Według rzecznika ONZ, Farhana Haqa, od lipca dzienne wydobycie saudyjskiej ropy powinno wynieść 9,7 mln baryłek.
W maju br. Arabia Saudyjska zwiększyła wydobycie o 300 tys. baryłek, co jednak nie spowodowało większego efektu na światowych rynkach.
Według Ban Ki Muna, Arabia Saudyjska podziela pogląd, iż obecna niezwykle wysoka cena ropy, która w czerwcu osiągnęła poziom 139 dol. za baryłkę, nie jest normalna.
Dodał, że król Arabii saudyjskiej jest gotów pomóc w przywróceniu cen ropy do bardziej "właściwego" poziomu.
Ban Ki Mun spotkał się w niedzielę z królem Abd Allahem w Dżuddzie.

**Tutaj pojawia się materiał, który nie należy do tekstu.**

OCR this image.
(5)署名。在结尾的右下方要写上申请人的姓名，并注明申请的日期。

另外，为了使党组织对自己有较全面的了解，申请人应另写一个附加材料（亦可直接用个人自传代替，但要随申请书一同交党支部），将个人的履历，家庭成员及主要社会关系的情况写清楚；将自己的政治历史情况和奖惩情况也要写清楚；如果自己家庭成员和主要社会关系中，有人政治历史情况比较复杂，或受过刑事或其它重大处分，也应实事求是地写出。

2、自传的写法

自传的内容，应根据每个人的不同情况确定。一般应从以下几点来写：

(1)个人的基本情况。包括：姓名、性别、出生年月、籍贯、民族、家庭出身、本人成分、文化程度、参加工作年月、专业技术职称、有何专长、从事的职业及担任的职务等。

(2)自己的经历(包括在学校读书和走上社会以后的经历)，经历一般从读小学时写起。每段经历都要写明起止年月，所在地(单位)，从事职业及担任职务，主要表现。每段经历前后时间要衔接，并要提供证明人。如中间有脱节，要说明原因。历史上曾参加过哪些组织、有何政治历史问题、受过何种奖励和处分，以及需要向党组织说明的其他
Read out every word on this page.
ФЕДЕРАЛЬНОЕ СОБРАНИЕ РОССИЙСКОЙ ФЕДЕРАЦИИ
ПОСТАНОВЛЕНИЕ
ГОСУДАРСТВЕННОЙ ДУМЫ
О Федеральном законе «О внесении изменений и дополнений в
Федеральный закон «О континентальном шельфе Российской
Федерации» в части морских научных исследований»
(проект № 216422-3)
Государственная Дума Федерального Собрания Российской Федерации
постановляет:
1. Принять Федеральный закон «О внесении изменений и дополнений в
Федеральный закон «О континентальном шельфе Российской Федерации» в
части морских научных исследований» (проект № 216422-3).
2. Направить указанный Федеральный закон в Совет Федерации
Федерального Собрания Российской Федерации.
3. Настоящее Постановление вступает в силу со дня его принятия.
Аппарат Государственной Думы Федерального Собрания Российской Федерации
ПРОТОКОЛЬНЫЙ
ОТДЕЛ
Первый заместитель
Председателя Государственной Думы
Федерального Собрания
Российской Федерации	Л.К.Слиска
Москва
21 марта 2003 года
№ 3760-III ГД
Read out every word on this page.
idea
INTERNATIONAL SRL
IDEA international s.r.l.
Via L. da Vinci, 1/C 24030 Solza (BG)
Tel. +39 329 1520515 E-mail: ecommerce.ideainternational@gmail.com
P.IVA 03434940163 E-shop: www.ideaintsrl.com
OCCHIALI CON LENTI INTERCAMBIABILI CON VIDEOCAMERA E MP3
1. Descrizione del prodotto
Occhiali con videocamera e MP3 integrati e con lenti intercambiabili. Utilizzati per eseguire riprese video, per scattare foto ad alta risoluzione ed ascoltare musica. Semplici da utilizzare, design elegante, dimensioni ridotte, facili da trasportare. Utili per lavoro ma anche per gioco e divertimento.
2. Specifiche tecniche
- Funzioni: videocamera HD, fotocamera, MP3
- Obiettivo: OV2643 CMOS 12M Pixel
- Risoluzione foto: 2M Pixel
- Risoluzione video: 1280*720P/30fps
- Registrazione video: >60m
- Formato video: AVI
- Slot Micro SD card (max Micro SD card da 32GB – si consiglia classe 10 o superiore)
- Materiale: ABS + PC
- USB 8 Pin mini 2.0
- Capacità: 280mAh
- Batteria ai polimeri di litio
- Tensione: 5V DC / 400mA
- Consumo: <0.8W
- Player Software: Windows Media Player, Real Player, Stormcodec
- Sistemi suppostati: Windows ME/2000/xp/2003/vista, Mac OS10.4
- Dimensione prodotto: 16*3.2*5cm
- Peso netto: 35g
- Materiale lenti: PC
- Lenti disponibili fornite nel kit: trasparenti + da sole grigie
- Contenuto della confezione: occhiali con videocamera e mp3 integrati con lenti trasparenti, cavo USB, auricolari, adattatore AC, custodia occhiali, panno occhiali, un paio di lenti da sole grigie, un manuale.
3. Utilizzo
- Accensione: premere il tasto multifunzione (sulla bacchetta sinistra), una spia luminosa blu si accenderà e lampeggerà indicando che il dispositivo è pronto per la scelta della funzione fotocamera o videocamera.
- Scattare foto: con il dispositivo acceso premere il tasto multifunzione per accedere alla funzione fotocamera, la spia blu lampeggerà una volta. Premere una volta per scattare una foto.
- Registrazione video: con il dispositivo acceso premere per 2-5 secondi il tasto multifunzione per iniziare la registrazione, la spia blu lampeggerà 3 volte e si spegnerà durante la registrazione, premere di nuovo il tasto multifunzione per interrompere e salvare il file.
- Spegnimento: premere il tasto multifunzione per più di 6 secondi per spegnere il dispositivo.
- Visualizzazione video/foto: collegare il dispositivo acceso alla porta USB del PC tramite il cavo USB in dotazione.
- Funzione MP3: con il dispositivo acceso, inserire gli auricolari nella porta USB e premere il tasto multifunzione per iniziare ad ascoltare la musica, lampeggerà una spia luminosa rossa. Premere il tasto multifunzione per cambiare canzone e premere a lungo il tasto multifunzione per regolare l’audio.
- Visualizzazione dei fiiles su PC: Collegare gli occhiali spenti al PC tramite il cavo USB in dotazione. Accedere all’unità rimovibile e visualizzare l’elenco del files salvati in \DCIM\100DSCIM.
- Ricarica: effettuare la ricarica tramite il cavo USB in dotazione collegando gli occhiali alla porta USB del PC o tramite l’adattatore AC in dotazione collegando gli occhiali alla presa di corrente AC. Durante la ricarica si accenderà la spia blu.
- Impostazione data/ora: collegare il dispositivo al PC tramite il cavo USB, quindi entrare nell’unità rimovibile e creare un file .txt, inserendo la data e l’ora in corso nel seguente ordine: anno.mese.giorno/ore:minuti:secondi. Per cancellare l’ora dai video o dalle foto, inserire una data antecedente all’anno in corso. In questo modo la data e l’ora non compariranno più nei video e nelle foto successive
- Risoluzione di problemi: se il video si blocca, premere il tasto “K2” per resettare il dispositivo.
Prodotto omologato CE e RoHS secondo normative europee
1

-Król uważa, że obecne ceny ropy są nienaturalnie wysokie i jest gotów przywrócić je do stosownego poziomu - zacytowała sekretarza generalnego ONZ saudyjska agencja Saudi News Agency.
Arabia Saudyjska - największy producent ropy na świecie - zwołała na 22 czerwca w Dżuddzie międzynarodowe spotkanie przedstawicieli producentów i konsumentów ropy, żeby przedyskutować problematykę gwałtownie rosnących cen energii. Według źródeł saudyjskich, może tam zapaść decyzja o zwiększeniu produkcji tego surowca o 500 tys. baryłek dziennie.
Saudyjczycy obawiają się, że rekordowo wysoka cena ropy, jeśli utrzyma się dłużej, może im zaszkodzić, ponieważ ograniczy zapotrzebowanie świata na ten surowiec.